* Tesla will make the Cybertruck and ramp up Model Y production before moving to the $200,000 Roadster, CEO Elon Musk said.
* The topic came up on Joe Rogan's podcast, where Musk appeared this week for his second guest appearance.
* There's no clear date on when to expect the Roadster.
* Visit Business Insider's homepage for more stories.
In a Thursday podcast with Joe Rogan, popular guest and Tesla CEO Elon Musk said the company is prioritizing its other planned cars over the $200,000 Tesla Roadster sports car.
Rogan asked Musk when he'd be able to purchase a Roadster, as reported by Reuters, but Musk didn't have a date. Instead, Musk said increasing production of the Model Y midsize SUV and the building of a Gigafactory in Berlin, Germany, were his priorities.
"This COVID thing's kind of thrown us for a loop," Musk said when asked when the Roadster would be on sale. "Not to blame everything on COVID, but it's certainly set us back on progress for some number of months.
"Roadster is kind of like dessert. We gotta get the meat and potatoes and greens and stuff."
When asked if the Roadster would come before the Cybertruck — Tesla's upcoming electric truck that looks like it was folded out of shiny paper — Musk let out a long sigh.
"I mean, I think we should do Cybertruck first, before Roadster," he said.
Tesla first announced the new Roadster in 2017. Accompanying it were absurd, pie-in-the-sky claims, such as how it would hit 60 mph from a standstill in just 1.9 seconds and how it would run a quarter-mile in a mere 8.9 seconds. Top speed would be a claimed 250 mph. It'd have a 620-mile range from a 250 kWh battery pack and a starting price of $200,000.
Musk himself then took to Twitter — his choice platform for making announcements — to tout the upcoming Roadster's features. Maybe it wouldn't need a key at all. Maybe it would even have rocket technology that would enable it to "fly short hops."
The Roadster that debuted in 2017 was a mere concept. While the Roadster was initially expected to launch in 2020, Musk tweeted in September 2019 that the next Model S would go into production first and that the Roadster "will come later." It wasn't clear when exactly that would be.
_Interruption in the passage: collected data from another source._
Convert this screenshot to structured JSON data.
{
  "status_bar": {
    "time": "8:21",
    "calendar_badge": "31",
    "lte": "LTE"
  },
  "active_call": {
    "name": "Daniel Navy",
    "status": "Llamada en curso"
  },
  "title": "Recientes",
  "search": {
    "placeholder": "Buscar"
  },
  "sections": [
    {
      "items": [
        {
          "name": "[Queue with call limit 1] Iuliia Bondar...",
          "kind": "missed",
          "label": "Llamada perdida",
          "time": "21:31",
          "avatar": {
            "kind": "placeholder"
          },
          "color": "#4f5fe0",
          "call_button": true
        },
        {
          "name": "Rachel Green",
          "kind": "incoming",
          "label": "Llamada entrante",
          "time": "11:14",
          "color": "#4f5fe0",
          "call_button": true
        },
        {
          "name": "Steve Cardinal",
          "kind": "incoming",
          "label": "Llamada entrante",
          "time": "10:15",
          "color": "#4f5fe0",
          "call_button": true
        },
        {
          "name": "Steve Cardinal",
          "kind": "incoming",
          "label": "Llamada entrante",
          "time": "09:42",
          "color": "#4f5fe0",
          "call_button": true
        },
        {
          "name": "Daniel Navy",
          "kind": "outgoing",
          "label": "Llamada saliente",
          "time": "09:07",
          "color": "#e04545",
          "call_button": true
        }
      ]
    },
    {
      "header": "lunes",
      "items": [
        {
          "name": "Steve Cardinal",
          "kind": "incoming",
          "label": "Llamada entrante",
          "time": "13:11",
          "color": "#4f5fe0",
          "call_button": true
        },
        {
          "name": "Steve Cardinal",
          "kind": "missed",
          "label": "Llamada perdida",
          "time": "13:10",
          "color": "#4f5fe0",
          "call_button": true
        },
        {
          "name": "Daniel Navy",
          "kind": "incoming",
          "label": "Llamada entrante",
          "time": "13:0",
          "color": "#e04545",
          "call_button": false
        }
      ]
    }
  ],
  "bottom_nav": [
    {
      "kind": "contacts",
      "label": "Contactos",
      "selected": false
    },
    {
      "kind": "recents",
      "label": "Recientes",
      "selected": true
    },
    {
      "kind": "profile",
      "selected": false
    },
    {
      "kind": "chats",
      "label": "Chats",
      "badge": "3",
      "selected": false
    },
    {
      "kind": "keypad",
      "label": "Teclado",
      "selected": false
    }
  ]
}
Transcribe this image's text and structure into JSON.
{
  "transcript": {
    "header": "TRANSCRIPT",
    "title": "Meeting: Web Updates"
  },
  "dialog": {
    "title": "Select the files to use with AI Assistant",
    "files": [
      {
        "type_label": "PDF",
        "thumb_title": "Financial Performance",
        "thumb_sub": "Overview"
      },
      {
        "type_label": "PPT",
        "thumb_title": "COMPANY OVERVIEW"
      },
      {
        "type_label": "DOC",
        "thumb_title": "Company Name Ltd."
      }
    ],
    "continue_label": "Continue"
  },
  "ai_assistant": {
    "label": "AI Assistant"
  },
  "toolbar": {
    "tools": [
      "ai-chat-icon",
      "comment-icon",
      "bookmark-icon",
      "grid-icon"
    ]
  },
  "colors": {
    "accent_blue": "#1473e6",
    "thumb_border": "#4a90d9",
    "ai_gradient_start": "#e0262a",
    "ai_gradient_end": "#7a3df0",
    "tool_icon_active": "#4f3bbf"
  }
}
This is the second time Musk has appeared on Rogan's podcast. He used the opportunity to double down on criticizing statewide stay-at-home orders due to the COVID-19 pandemic. In the past, he called the measures "forcible imprisoning," "fascist," and "not democratic." He also called panic about the pandemic "dumb" on March 6.
Tesla's factory in Fremont, California, stopped producing cars on March 23 after the local stay-at-home order. A leaked email said the company intended to begin production again on Friday, as Business Insider previously reported.